‘Holy’ castration…what’s next?
Is there such a thing as spiritual castration? Do we agree that castration is a suitable punishment for sex offenders?
A recently published story in The Express Tribune titled ‘Pir processing: toddler castrated to free him for temptation,’ September 12, poses stark questions with regards to how sexual violence is rapidly increasing in Pakistan and how the public and authorities are choosing to deal with it.
The story itself involved a pir in Gujranwala who castrated a two-year-old boy in order to ‘make him a malang’. The child’s mother was complicit in the act and told reporters that she had promised her son to pir Haider Ali, who she insisted had ‘helped her conceive’ after eight of her children died. The pir in question allegedly has an existing track record of rape charges and has been arrested in the company of eunuch sex workers several times. Another significant aspect of this case is the reaction by Inter-religions peace committee chairman Qari Zahid Nadeem, who said:
“Islam mandates an eye for an eye and a nose for a nose. This pir should be castrated in public to pay for his crime.”
The reaction to the story in the press has revealed overwhelming support for Nadeem’s proposed solution. Online comments such as “I completely agree, this pir should have his jewels publicly removed without any anesthesia to ensure he suffers the same fate as he made the poor child suffer’ (Hameed) and “Islam mandates an eye for an eye and a nose for a nose. This pir should be castrated in public to pay for his crime” as well as “Impressive response by Qari Zahid! I am glad we have true religious personalities like him existing in our society who can counter such thugs!” mandate some attention, especially since none of this outrage actually addresses the motivation of the pir.
The case is not strictly one about sexual violence and pir Ali cannot be labeled as a sex offender in the strictest sense here. The crime was supported and indeed, endorsed, by the child’s mother in the name of raising the boy as a ‘spiritual man’ and this brackets it as a crime of ignorance as much as mutilation.
There are several questions that need to be raised here such as whether we agree that castration is a suitable punishment for sex offenders? And if so, whether pir Ali falls under that category, considering this was not a crime of passion/perversion and that this was not a case of child rape or pedophilia. Most of the latter cases are much more common but seldom merit such a reaction. Why?
One must also consider the ethical dynamics of this case, where the castration is much more offensive than the fact that a pir can be given a child as property to do with as he pleases in the name of making the child supposedly spiritual. Why is this transaction simply dismissed as ignorance and the pir’s butchery in the name of satisfying that request not categorized in the same manner?

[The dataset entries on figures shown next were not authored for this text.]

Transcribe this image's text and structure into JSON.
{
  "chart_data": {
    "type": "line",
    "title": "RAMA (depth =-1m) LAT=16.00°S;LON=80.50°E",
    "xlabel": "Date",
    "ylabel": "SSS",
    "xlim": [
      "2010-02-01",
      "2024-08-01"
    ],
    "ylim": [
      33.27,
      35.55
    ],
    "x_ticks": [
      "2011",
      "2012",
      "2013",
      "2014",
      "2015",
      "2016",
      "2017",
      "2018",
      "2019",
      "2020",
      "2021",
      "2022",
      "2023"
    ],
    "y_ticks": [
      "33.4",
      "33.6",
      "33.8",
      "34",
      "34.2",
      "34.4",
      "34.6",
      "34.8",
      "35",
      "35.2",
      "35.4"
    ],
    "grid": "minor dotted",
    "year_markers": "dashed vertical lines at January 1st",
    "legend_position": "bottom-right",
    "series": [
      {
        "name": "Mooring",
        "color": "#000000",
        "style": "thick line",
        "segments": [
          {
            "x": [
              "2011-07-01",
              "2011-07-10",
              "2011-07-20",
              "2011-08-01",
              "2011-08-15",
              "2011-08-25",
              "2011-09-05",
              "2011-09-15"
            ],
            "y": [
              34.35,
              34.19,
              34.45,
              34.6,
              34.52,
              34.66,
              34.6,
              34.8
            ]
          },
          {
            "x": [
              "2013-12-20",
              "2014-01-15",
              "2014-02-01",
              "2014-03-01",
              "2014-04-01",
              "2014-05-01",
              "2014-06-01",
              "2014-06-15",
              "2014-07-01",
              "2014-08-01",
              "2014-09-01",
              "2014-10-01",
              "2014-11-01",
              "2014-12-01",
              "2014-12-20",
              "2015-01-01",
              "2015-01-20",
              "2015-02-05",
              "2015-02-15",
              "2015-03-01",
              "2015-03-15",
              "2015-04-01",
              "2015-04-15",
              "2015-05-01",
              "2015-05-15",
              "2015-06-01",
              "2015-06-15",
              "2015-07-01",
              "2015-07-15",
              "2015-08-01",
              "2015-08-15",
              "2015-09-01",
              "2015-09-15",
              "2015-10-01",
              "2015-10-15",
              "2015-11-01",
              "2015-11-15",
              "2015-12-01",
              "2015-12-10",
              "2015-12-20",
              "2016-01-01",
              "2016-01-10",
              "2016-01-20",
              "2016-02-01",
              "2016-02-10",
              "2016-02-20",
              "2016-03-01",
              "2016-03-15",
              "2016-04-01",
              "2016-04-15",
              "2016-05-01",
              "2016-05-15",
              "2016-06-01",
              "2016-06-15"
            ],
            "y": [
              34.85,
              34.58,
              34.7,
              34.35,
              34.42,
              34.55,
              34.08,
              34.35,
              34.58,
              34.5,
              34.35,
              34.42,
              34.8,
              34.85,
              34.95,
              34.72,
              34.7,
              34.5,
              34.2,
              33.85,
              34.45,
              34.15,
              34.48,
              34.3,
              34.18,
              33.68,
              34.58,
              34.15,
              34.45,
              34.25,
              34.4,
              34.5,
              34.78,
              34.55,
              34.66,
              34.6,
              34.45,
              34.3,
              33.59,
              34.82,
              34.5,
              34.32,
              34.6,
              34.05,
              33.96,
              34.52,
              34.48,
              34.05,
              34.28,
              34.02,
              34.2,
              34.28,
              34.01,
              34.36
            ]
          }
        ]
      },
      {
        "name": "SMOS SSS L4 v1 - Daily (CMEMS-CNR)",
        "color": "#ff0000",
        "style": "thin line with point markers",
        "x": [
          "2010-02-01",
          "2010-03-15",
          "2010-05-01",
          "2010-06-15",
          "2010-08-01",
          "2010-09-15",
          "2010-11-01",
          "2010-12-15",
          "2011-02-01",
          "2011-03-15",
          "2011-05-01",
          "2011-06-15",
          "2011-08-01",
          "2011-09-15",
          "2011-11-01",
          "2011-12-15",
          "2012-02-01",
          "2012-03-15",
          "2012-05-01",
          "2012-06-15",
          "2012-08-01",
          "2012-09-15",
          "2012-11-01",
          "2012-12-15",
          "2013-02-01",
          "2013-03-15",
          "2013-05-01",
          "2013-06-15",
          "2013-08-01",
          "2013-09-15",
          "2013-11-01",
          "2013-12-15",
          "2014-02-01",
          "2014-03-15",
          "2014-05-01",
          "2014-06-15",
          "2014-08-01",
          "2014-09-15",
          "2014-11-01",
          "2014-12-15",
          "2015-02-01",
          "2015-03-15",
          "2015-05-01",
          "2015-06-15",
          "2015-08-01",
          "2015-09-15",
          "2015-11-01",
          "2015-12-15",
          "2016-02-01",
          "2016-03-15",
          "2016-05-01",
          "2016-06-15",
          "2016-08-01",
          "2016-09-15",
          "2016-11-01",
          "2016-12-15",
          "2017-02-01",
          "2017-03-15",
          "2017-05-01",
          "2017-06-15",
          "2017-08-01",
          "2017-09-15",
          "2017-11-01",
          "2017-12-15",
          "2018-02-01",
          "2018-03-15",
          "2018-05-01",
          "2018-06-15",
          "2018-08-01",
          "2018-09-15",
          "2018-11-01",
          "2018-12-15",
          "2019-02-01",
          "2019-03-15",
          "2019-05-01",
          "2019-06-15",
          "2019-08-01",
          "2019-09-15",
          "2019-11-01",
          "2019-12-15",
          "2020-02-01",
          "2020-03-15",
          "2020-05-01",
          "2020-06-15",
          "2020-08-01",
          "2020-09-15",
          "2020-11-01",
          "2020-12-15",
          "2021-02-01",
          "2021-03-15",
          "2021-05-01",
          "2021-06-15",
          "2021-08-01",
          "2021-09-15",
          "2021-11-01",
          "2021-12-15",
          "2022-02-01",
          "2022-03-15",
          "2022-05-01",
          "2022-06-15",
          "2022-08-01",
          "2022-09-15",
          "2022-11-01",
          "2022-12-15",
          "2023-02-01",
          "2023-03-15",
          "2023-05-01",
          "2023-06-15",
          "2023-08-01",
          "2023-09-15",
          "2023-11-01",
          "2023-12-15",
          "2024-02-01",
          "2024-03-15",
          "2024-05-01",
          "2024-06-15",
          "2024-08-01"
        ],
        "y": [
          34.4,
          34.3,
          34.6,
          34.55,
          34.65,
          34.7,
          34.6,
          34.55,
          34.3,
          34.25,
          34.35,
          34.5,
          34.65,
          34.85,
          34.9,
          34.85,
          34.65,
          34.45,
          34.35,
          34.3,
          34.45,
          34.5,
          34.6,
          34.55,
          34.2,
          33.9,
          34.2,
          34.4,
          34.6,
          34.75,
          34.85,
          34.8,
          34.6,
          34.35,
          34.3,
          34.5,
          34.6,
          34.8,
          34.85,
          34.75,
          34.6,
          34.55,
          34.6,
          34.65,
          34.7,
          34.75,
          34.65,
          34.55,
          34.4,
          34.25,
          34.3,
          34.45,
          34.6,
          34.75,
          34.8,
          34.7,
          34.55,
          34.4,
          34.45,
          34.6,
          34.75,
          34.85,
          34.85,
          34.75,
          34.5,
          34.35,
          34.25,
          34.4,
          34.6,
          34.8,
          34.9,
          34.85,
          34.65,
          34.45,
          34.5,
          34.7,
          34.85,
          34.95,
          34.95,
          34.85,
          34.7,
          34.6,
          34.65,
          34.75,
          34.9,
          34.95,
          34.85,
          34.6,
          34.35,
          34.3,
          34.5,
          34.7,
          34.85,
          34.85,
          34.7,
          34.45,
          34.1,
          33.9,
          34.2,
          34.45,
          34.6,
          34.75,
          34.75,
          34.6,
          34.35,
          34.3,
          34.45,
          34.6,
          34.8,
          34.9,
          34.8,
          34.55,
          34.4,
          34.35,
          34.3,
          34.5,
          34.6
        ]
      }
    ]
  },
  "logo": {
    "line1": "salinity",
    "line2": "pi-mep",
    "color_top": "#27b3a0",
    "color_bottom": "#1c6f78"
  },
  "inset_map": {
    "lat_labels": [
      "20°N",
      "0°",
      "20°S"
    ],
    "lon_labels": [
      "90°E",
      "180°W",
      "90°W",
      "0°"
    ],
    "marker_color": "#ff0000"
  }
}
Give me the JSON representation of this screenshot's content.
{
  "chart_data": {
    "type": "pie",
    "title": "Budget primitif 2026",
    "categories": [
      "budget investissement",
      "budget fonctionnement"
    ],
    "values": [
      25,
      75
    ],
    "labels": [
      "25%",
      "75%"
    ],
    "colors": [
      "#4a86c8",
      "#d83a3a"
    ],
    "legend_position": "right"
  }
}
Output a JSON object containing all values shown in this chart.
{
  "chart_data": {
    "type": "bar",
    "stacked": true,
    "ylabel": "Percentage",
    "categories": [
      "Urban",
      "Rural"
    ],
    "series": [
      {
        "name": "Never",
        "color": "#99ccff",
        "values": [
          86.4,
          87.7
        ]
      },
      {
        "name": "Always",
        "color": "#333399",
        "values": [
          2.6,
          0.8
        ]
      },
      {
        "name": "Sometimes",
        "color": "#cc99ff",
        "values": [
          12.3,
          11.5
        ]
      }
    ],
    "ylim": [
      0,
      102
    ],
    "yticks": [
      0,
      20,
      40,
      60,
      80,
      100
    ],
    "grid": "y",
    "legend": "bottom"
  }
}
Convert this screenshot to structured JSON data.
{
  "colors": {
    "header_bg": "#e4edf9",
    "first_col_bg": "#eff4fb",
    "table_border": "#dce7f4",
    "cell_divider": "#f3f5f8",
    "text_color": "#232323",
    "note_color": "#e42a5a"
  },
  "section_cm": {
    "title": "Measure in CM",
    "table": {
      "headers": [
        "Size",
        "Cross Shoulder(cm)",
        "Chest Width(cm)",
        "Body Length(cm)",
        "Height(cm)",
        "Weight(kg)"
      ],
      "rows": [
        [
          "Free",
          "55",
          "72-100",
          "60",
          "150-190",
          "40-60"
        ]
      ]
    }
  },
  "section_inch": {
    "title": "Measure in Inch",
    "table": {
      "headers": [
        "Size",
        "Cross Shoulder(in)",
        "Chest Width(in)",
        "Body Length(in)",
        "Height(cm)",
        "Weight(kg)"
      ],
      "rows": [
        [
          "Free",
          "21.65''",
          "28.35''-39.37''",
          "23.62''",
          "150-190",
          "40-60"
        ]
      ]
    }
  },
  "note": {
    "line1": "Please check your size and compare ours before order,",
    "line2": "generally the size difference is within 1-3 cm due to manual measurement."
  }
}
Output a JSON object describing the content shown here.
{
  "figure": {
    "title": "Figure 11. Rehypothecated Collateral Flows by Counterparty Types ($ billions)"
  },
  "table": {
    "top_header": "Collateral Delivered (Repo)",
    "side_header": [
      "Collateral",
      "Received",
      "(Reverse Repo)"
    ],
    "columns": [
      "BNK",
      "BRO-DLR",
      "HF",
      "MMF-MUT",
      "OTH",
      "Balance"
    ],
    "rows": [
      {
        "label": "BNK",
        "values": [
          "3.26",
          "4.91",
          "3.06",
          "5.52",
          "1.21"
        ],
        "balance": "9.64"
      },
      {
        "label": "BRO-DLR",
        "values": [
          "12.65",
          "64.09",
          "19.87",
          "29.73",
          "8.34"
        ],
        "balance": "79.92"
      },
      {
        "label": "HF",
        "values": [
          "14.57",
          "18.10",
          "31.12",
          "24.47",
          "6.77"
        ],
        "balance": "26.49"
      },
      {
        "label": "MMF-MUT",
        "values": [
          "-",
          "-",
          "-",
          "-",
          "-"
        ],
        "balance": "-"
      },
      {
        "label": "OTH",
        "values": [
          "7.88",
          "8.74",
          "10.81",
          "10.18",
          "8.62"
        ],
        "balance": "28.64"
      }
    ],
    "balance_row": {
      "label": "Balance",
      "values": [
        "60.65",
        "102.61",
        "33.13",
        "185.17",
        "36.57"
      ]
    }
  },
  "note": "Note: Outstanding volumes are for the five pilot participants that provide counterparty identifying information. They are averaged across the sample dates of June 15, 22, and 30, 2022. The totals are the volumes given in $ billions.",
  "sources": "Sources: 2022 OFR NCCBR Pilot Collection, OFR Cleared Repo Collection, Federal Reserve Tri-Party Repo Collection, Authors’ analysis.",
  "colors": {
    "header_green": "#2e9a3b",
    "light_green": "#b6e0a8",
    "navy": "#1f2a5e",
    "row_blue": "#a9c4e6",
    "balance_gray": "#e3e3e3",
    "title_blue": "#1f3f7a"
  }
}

This is not to say that the act wasn’t depraved and worthy of highest condemnation but what needs to be taken into consideration is the fact that pir-culture thrives on general ignorance and the assumption that human agency can somehow satisfy divine ends. There are numerous reports of pirs raping children to exorcise demons or beating women to bend djinns to their will. All these absurdities are tolerated because of some misguided belief, held and nurtured by many, that these magic men can somehow affect the course of their destiny. The sheer numbers of devotees have somehow formed a safety zone around pirs at shrines peddling similar twisted solutions to existential concerns on a daily basis. It is this belief that needs to be attacked just as much as such individual pirs need to be imprisoned. Indeed, a large part of Pakistani media still employs the term ‘fake pir’ and ‘jali pir,’ erroneously implying that there is such a thing as a real one.
Another tangent to consider in this case is the definition of spiritual as it applies in the malang context in Pakistan. The child’s mother first asked for the pir to help her conceive a healthy baby after she had lost so many and when the wish was fulfilled, the child was handed over as payment and mutilated at her consent. How does that constitute wish fulfillment, which was supposedly the purpose of the entire interaction?
The story raises many serious questions because it is a reflection of the twisted rituals Pakistanis put up with in the name of tolerating absurdities and fulfilling spiritual ends on a daily basis. It is hardly likely that one can achieve serenity and spirituality through an act of mutilation and violence. Also, with the rising number of sexual violence reports and the escalating depravity in the particulars, is it time for the government to start considering new legislation to deal with sex offenders and child molesters?
Despite criticism from the Council of Europe’s anti-torture committee, several European countries such as the Czech Republic and Poland have already been sanctioning chemical castration for repeat sex offenders and pedophiles. The ethical debate revolving whether it is more important to safeguard the individual’s human rights to control their body or protect the rights of the individuals under threat by sexual predators is still a topic of discussion.
Given the number of such cases occurring on a daily basis in Pakistan, human rights groups and our government should definitely get in on the debate.